Python Craft

Unleashing the Power of Python Asyncio’s Queue

Mastering the producer-consumer pattern with asyncio through real-life examples

Peng Qian

13 Jun 2023 — 9 min read

Unleashing the Power of Python Asyncio’s Queue. Image by DALL-E-3

In this article, I will explain the API usage and application scenarios of various queues in Python asyncio relaxedly.

At the end of the article, I will demonstrate the practical usage of asyncio.Queue in a classic shopping scenario.

Introduction

Why do we need asyncio.Queue

As readers who have read my previous articles know, I love asyncio because it is an almost perfect solution for concurrent programming.

However, in a large-scale, highly concurrent project, a large number of uncontrollable concurrent tasks waiting will occupy system resources, leading to poor performance.

Therefore, it is necessary to control the number of concurrent tasks.

Why can’t we use asyncio.Semaphore

In my previous article on synchronization primitives, I introduced using Semaphore locks to control the number of concurrent tasks running simultaneously.
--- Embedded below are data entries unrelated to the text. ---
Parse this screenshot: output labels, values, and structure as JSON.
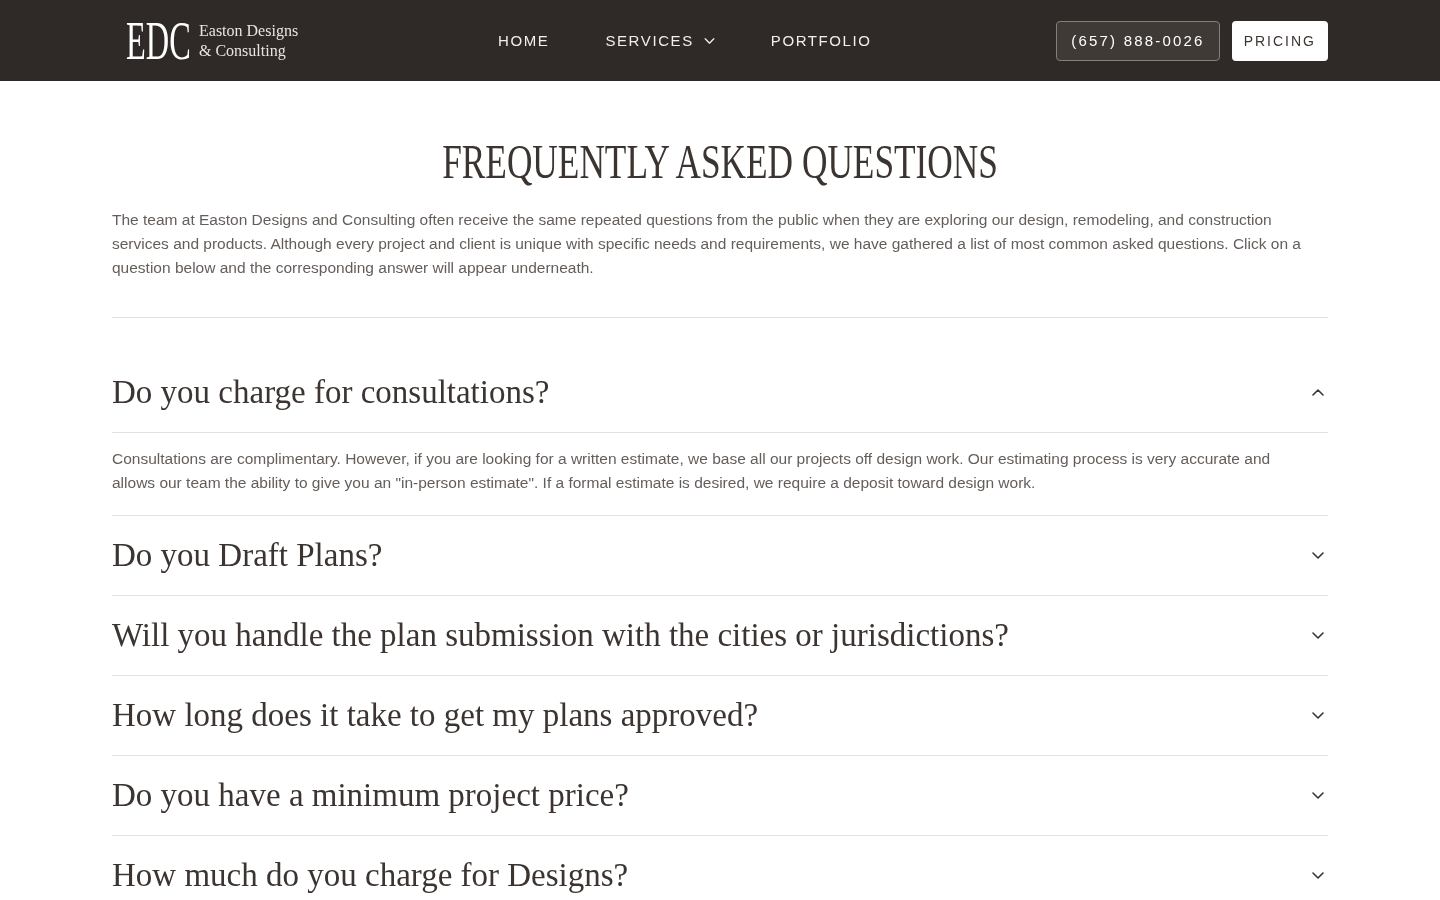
{
  "header": {
    "logo": {
      "monogram": "EDC",
      "line_1": "Easton Designs",
      "line_2": "& Consulting"
    },
    "nav": [
      {
        "label": "HOME",
        "has_dropdown": false
      },
      {
        "label": "SERVICES",
        "has_dropdown": true
      },
      {
        "label": "PORTFOLIO",
        "has_dropdown": false
      }
    ],
    "phone_button": "(657) 888-0026",
    "pricing_button": "PRICING"
  },
  "faq": {
    "title": "FREQUENTLY ASKED QUESTIONS",
    "intro": "The team at Easton Designs and Consulting often receive the same repeated questions from the public when they are exploring our design, remodeling, and construction services and products. Although every project and client is unique with specific needs and requirements, we have gathered a list of most common asked questions. Click on a question below and the corresponding answer will appear underneath.",
    "items": [
      {
        "question": "Do you charge for consultations?",
        "expanded": true,
        "answer": "Consultations are complimentary. However, if you are looking for a written estimate, we base all our projects off design work. Our estimating process is very accurate and allows our team the ability to give you an \"in-person estimate\". If a formal estimate is desired, we require a deposit toward design work."
      },
      {
        "question": "Do you Draft Plans?",
        "expanded": false
      },
      {
        "question": "Will you handle the plan submission with the cities or jurisdictions?",
        "expanded": false
      },
      {
        "question": "How long does it take to get my plans approved?",
        "expanded": false
      },
      {
        "question": "Do you have a minimum project price?",
        "expanded": false
      },
      {
        "question": "How much do you charge for Designs?",
        "expanded": false
      }
    ]
  }
}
Set the number of Semaphore locks first, and the tasks that get the lock will be executed, while those who don’t will wait.
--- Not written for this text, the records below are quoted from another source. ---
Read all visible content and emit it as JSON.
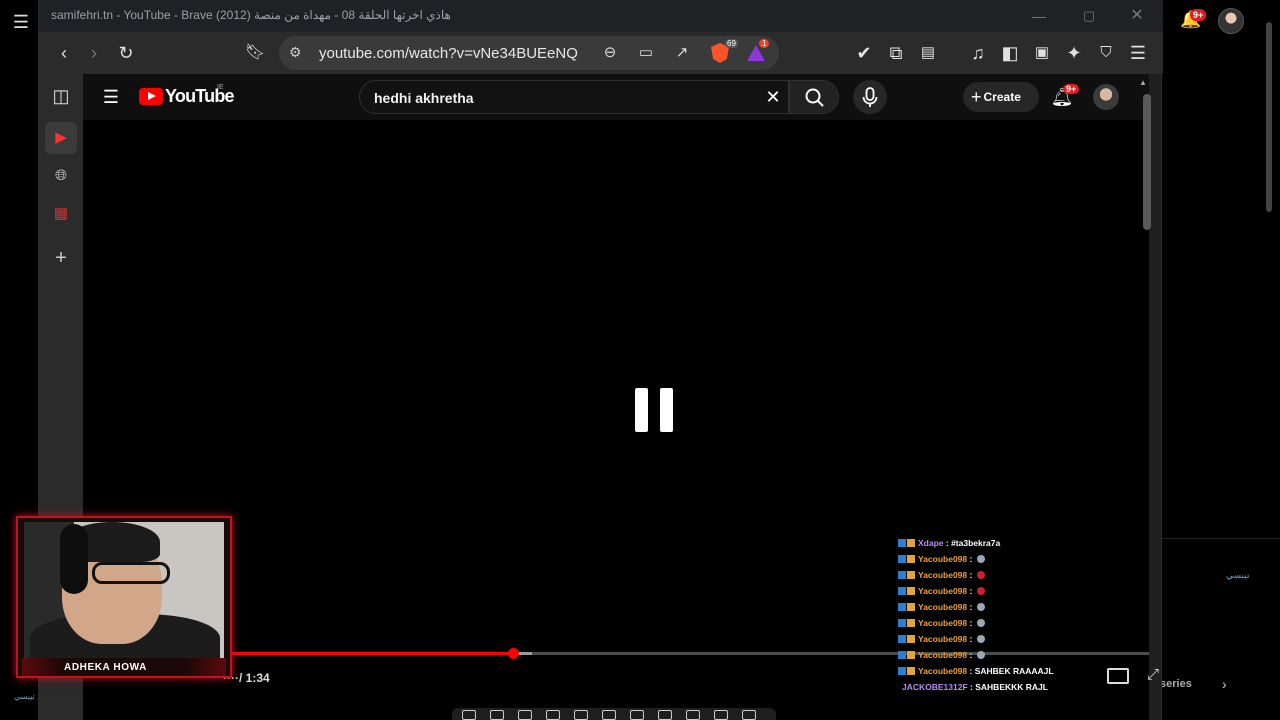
{
  "desktop": {
    "notification_badge": "9+",
    "series_tab": "series",
    "watermark": "تيبسي"
  },
  "browser": {
    "window_title": "samifehri.tn - YouTube - Brave هاذي اخرتها الحلقة 08 - مهداة من منصة (2012)",
    "url": "youtube.com/watch?v=vNe34BUEeNQ",
    "brave_shield_count": "69",
    "rewards_count": "1",
    "icons": {
      "back": "back-icon",
      "forward": "forward-icon",
      "reload": "reload-icon",
      "bookmark": "bookmark-icon"
    }
  },
  "youtube": {
    "logo_text": "YouTube",
    "country_code": "IE",
    "search_value": "hedhi akhretha",
    "create_label": "Create",
    "notification_badge": "9+",
    "player": {
      "state": "paused",
      "progress_fraction": 0.313,
      "buffered_fraction": 0.334,
      "time_display": "····/ 1:34"
    }
  },
  "webcam": {
    "label": "ADHEKA HOWA"
  },
  "chat": [
    {
      "user": "Xdape",
      "sep": " : ",
      "message": "#ta3bekra7a",
      "user_class": "user-xdape",
      "emote": ""
    },
    {
      "user": "Yacoube098",
      "sep": " : ",
      "message": "",
      "user_class": "user-yacoube",
      "emote": "#9aa7b8"
    },
    {
      "user": "Yacoube098",
      "sep": " : ",
      "message": "",
      "user_class": "user-yacoube",
      "emote": "#d02030"
    },
    {
      "user": "Yacoube098",
      "sep": " : ",
      "message": "",
      "user_class": "user-yacoube",
      "emote": "#d02030"
    },
    {
      "user": "Yacoube098",
      "sep": " : ",
      "message": "",
      "user_class": "user-yacoube",
      "emote": "#9aa7b8"
    },
    {
      "user": "Yacoube098",
      "sep": " : ",
      "message": "",
      "user_class": "user-yacoube",
      "emote": "#9aa7b8"
    },
    {
      "user": "Yacoube098",
      "sep": " : ",
      "message": "",
      "user_class": "user-yacoube",
      "emote": "#9aa7b8"
    },
    {
      "user": "Yacoube098",
      "sep": " : ",
      "message": "",
      "user_class": "user-yacoube",
      "emote": "#9aa7b8"
    },
    {
      "user": "Yacoube098",
      "sep": " : ",
      "message": "SAHBEK RAAAAJL",
      "user_class": "user-yacoube",
      "emote": ""
    },
    {
      "user": "JACKOBE1312F",
      "sep": " : ",
      "message": "SAHBEKKK RAJL",
      "user_class": "user-jacko",
      "emote": ""
    }
  ],
  "colors": {
    "youtube_red": "#ff0000",
    "progress_red": "#ff0000",
    "webcam_border": "#c1121f",
    "brave_orange": "#fb542b"
  }
}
However, asyncio.Semaphore can only limit the concurrency of tasks accessing a resource through IO; the number of concurrent tasks cannot be limited.

Therefore, in this scenario, asyncio.Semaphore is not a perfect solution.

asyncio.Queue is the way

Using asyncio.Queue, we can start a fixed number of concurrent tasks when the program starts, and then pass the data to be processed through the queue to these tasks.
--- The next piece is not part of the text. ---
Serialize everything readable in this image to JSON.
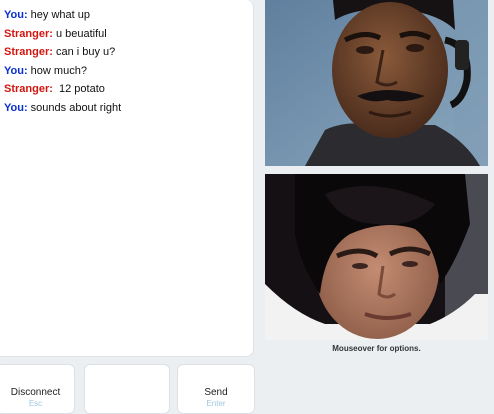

This is the well-known producer-consumer pattern. At the same time, like the multiprocessing queue, asyncio.Queue also serves to pass messages between concurrent tasks.

The Magical World of asyncio’s Queue

Why can asyncio.Queue plays such a significant role? In fact, we also encounter similar problems in real life:

The most typical example is large shopping supermarkets. In such supermarkets, there are always many customers.

After each customer finishesshopping, they need to check out. Checking out takes some time, which can lead to congestion.

A more straightforward solution is to hire more cashiers, preferably one for each customer, for instant checkouts.

However, this is unrealistic because so many cashiers would mean colossal cost pressure (and resource consumption) for the boss.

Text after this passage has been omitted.